Sleep Training Techniques

Most sleep training techniques involve a type of systematic ignoring to encourage a child to self-soothe and fall asleep on their own. Techniques typically involve a program of gradual withdrawal or complete removal of parental assistance at sleep onset and during the night. When consistently applied, systematic ignoring usually achieves “extinction” of the need for parental assistance. Popular sleep training techniques include the 5 S’s, cry it out, no tears, and fading.

 

Popular sleep training techniques

  • 5 S’s (Harvey Karp). The 5 S’s for Soothing Babies was created by Dr. Harvey Karp, author of The Happiest Baby on the Block. Although most sleep training techniques are for older infants, this technique is intended for newborns during the first six weeks and creates a calming womb-like sensation. The 5 S’s are Swaddling, Side or stomach position for resting (not sleeping), Shush, Swing, and Suck.

 

  • Cry it out (Richard Ferber). Dr. Ferber popularized the “Cry it out” sleep technique. For children 6 months and older. The Ferber Method uses a series of training sessions whereby parents leave the child alone for strictly timed periods, ignoring any protests and cries they might hear. Ferber suggests three minutes the first night—before returning to the room to briefly comfort the child. This reassurance should last only a minute or two. Parents then leave the room again and extend the time period (Ferber suggests five minutes) in which the child is allowed to cry. Ferber refers to this technique as “progressive waiting.” If necessary, come in again and briefly comfort the child, and then leave while the child is still awake, repeating this process as needed.

 

  • No tears. William Sears (author of The Baby Sleep Book) and Elizabeth Pantley (author of The No-Cry Sleep Solution) favor a no-tears sleep training approach. They believe that bedtime offers an opportunity to connect with your child by developing quiet, cozy nighttime rituals and by quickly responding to your baby’s requests for food and comfort.

 

  • Fading is a sleep training approach that involves the adult slowly fading out of the baby’s bedtime routine until their presence is no longer necessary. For younger children, parents put the baby to bed drowsy but awake and reassure the baby with their presence, gradually diminishing their bedtime role. Camping out is when a parent or caregiver sits near the baby until the baby falls asleep. Parents gradually move the chair farther away from the crib each night. Timed check-ins are when the parent or caregiver checks on the baby and reassures the baby (without picking them up) every five minutes until they fall asleep.

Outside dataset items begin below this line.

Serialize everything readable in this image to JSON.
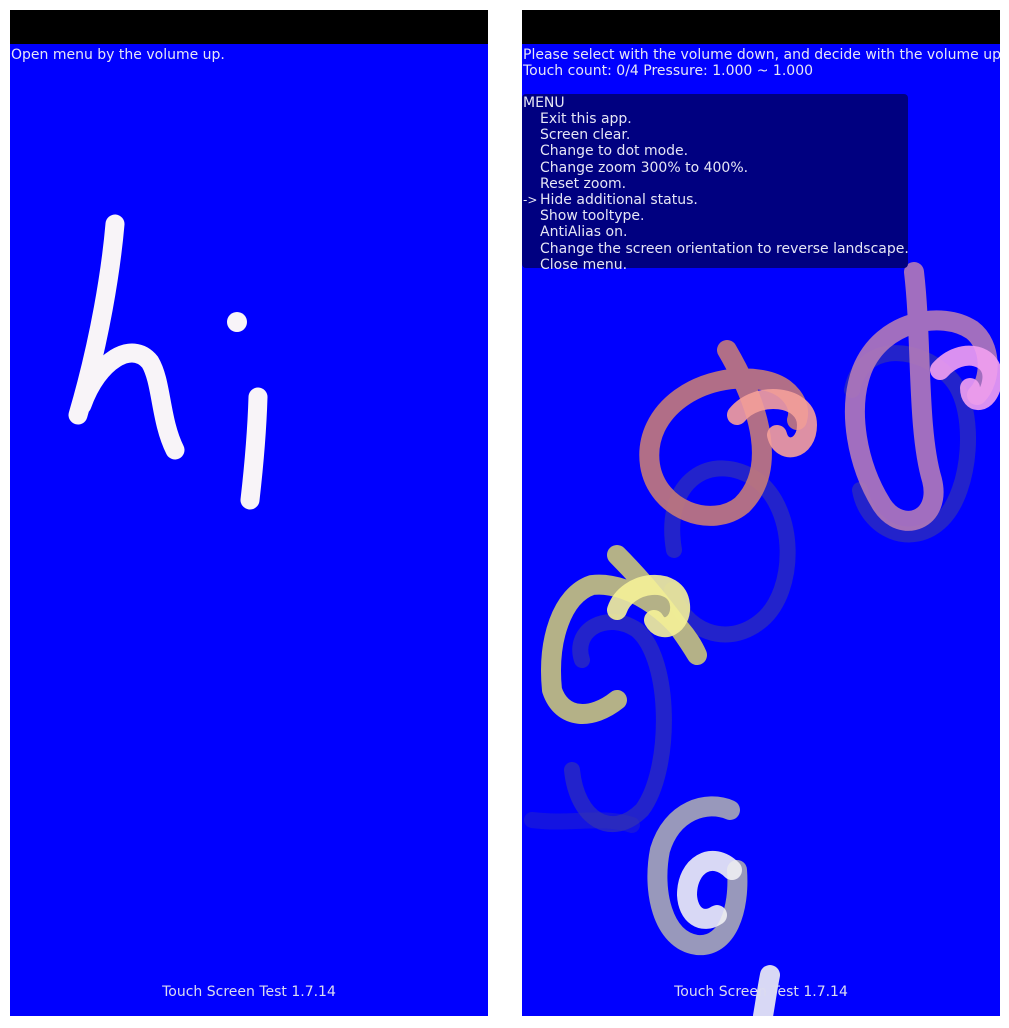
{
  "left_screen": {
    "hint": "Open menu by the volume up.",
    "footer": "Touch Screen Test 1.7.14"
  },
  "right_screen": {
    "instruction": "Please select with the volume down, and decide with the volume up.",
    "touch_status": "Touch count: 0/4 Pressure: 1.000 ~ 1.000",
    "menu_title": "MENU",
    "selected_marker": "->",
    "menu_items": [
      {
        "label": "Exit this app.",
        "selected": false
      },
      {
        "label": "Screen clear.",
        "selected": false
      },
      {
        "label": "Change to dot mode.",
        "selected": false
      },
      {
        "label": "Change zoom 300% to 400%.",
        "selected": false
      },
      {
        "label": "Reset zoom.",
        "selected": false
      },
      {
        "label": "Hide additional status.",
        "selected": true
      },
      {
        "label": "Show tooltype.",
        "selected": false
      },
      {
        "label": "AntiAlias on.",
        "selected": false
      },
      {
        "label": "Change the screen orientation to reverse landscape.",
        "selected": false
      },
      {
        "label": "Close menu.",
        "selected": false
      }
    ],
    "footer": "Touch Screen Test 1.7.14"
  },
  "colors": {
    "canvas": "#0000ff",
    "status_bar": "#000000",
    "menu_background": "#000080",
    "text": "#e6e6f5",
    "handwriting": "#f8f4f8",
    "stroke_salmon": "#c47a7a",
    "stroke_salmon_tip": "#f5a09a",
    "stroke_mauve": "#b27ab8",
    "stroke_pink_tip": "#f2a0f0",
    "stroke_yellow": "#c8c47a",
    "stroke_yellow_tip": "#f5f298",
    "stroke_gray": "#a8a8b4",
    "stroke_white_tip": "#f0f0f4",
    "shadow": "#3a3aa8"
  }
}
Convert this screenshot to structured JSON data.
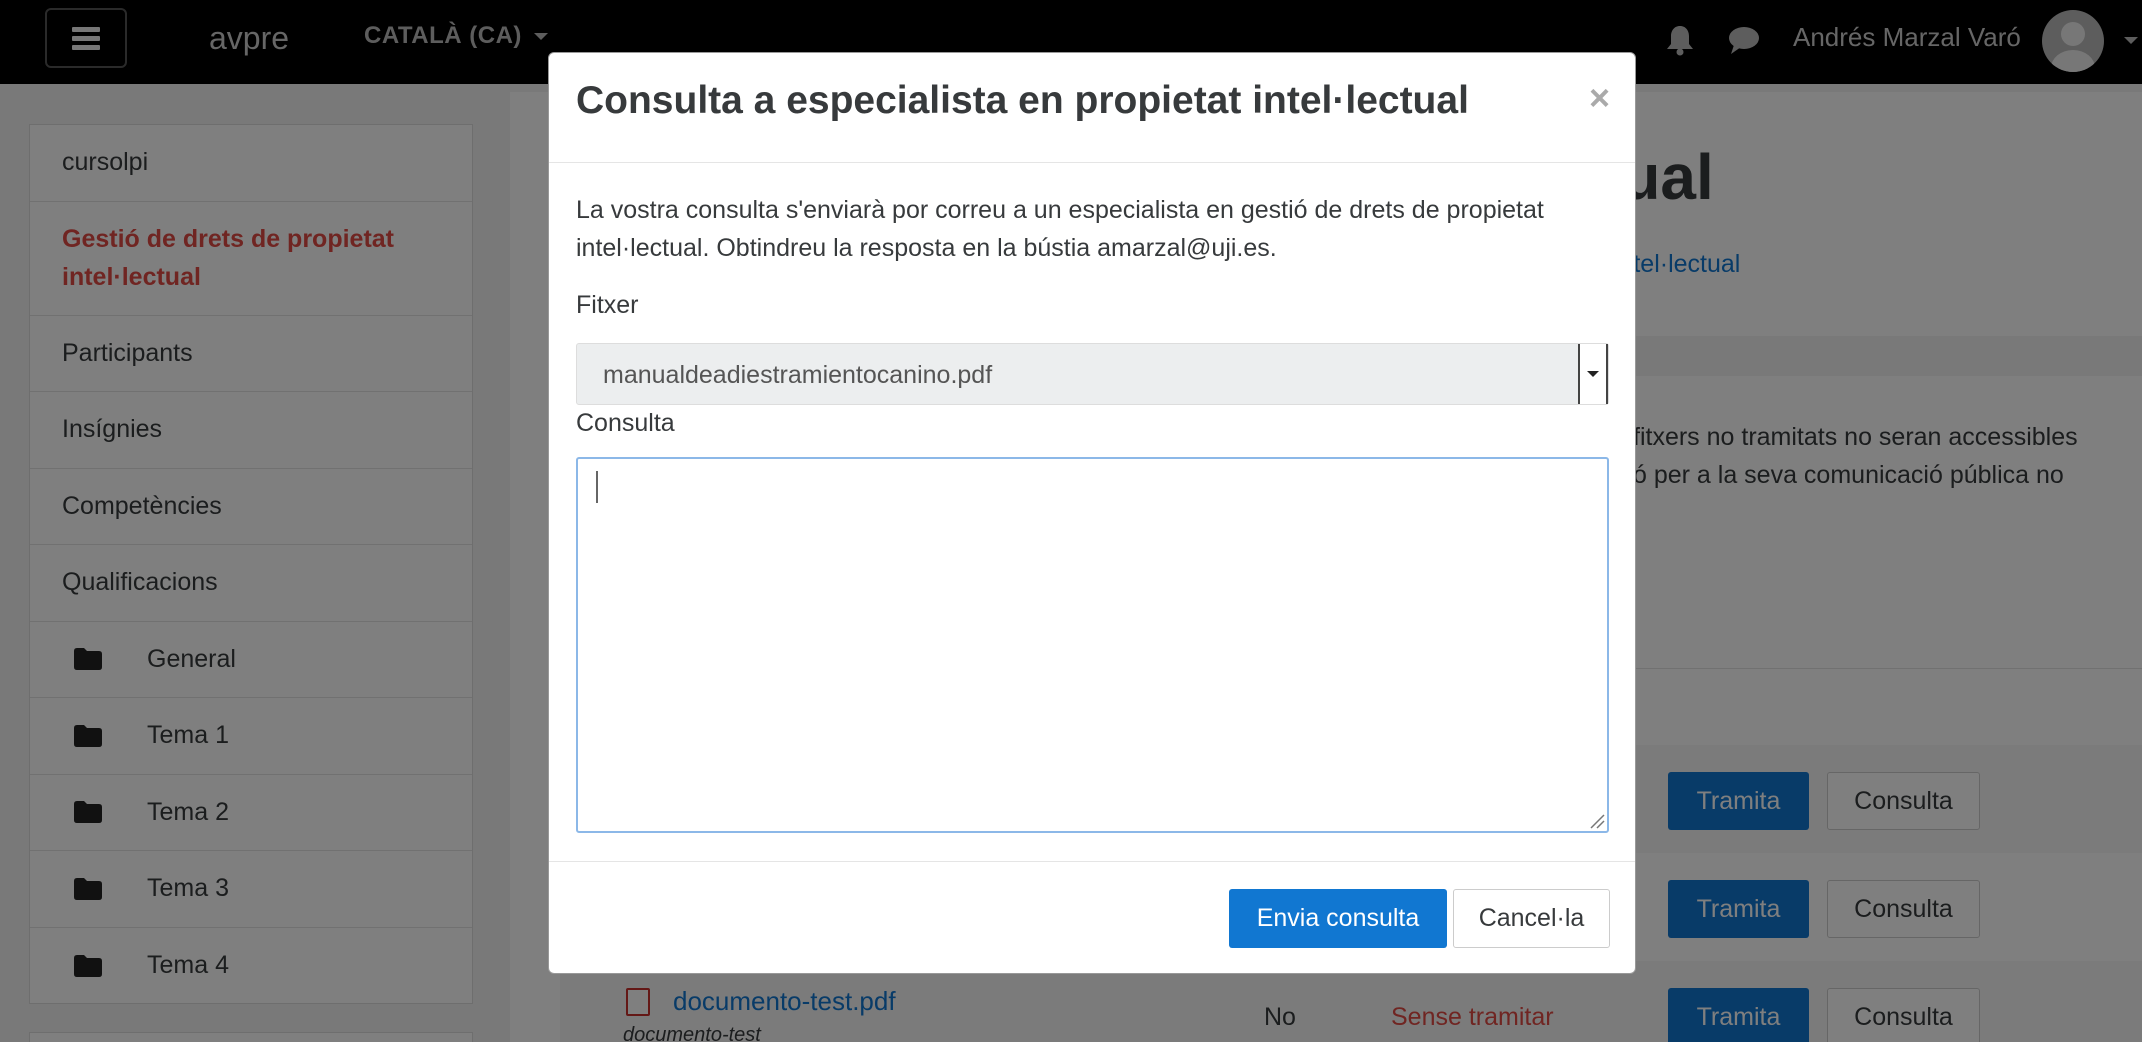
{
  "navbar": {
    "brand": "avpre",
    "language": "CATALÀ (CA)",
    "user_name": "Andrés Marzal Varó",
    "icons": [
      "hamburger-menu-icon",
      "bell-icon",
      "chat-icon",
      "user-avatar-icon"
    ]
  },
  "sidebar": {
    "items": [
      {
        "label": "cursolpi"
      },
      {
        "label": "Gestió de drets de propietat intel·lectual",
        "active": true
      },
      {
        "label": "Participants"
      },
      {
        "label": "Insígnies"
      },
      {
        "label": "Competències"
      },
      {
        "label": "Qualificacions"
      }
    ],
    "sections": [
      {
        "label": "General",
        "icon": "folder-icon"
      },
      {
        "label": "Tema 1",
        "icon": "folder-icon"
      },
      {
        "label": "Tema 2",
        "icon": "folder-icon"
      },
      {
        "label": "Tema 3",
        "icon": "folder-icon"
      },
      {
        "label": "Tema 4",
        "icon": "folder-icon"
      }
    ]
  },
  "background_page": {
    "title_fragment": "tual",
    "link_fragment": "t intel·lectual",
    "text_line1": "fitxers no tramitats no seran accessibles",
    "text_line2": "ó per a la seva comunicació pública no",
    "rows": [
      {
        "tramita": "Tramita",
        "consulta": "Consulta"
      },
      {
        "tramita": "Tramita",
        "consulta": "Consulta"
      },
      {
        "tramita": "Tramita",
        "consulta": "Consulta",
        "file": "documento-test.pdf",
        "file_sub": "documento-test",
        "processed": "No",
        "status": "Sense tramitar"
      }
    ]
  },
  "modal": {
    "title": "Consulta a especialista en propietat intel·lectual",
    "close": "×",
    "description": "La vostra consulta s'enviarà por correu a un especialista en gestió de drets de propietat intel·lectual. Obtindreu la resposta en la bústia amarzal@uji.es.",
    "file_label": "Fitxer",
    "file_selected": "manualdeadiestramientocanino.pdf",
    "query_label": "Consulta",
    "query_value": "",
    "send_button": "Envia consulta",
    "cancel_button": "Cancel·la"
  },
  "colors": {
    "primary": "#1177d1",
    "active_link": "#e04b44",
    "navbar": "#000000"
  }
}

Another example of using the fading method is to modify how children fall asleep. Parents may help the baby fall asleep by rocking or feeding them to sleep, but over time, parents gradually do less and less of the ‘work’ to put the baby to sleep. For instance, if a parent normally rocks their baby completely to sleep, they may shorten the amount of time they rock each night.

 

Every family and every child is unique so it’s important to try different techniques to develop good sleep habits and find one that works. For sleep training to succeed, parents must be consistent in applying behavioral programs to avoid intermittent reinforcement of undesired behaviors. Parents must also avoid giving attention to the child for bedtime-delaying behaviors such as asking for a drink of water. When consistently applied, sleep training usually works in 3-7 days in younger children. Remember, even after sleep training is over, the child will most likely have occasional sleep issues, especially when he or she gets sick or when traveling.

About the Author. Andrea Malson is a licensed nurse practitioner at a sleep clinic in Dayton, Ohio. Andrea earned a Masters’ degree from Ohio University and has over 15 years of experience as a healthcare professional.

 

One response to “How Sleep Training Can Help Your Family”

  1. Brianna says:

    I would add Hold With Love method from Susan Urban.
    I haven’t used it myself yet but I’ve read tons of positive recommendations online about it, I think it’s some kind of a trend.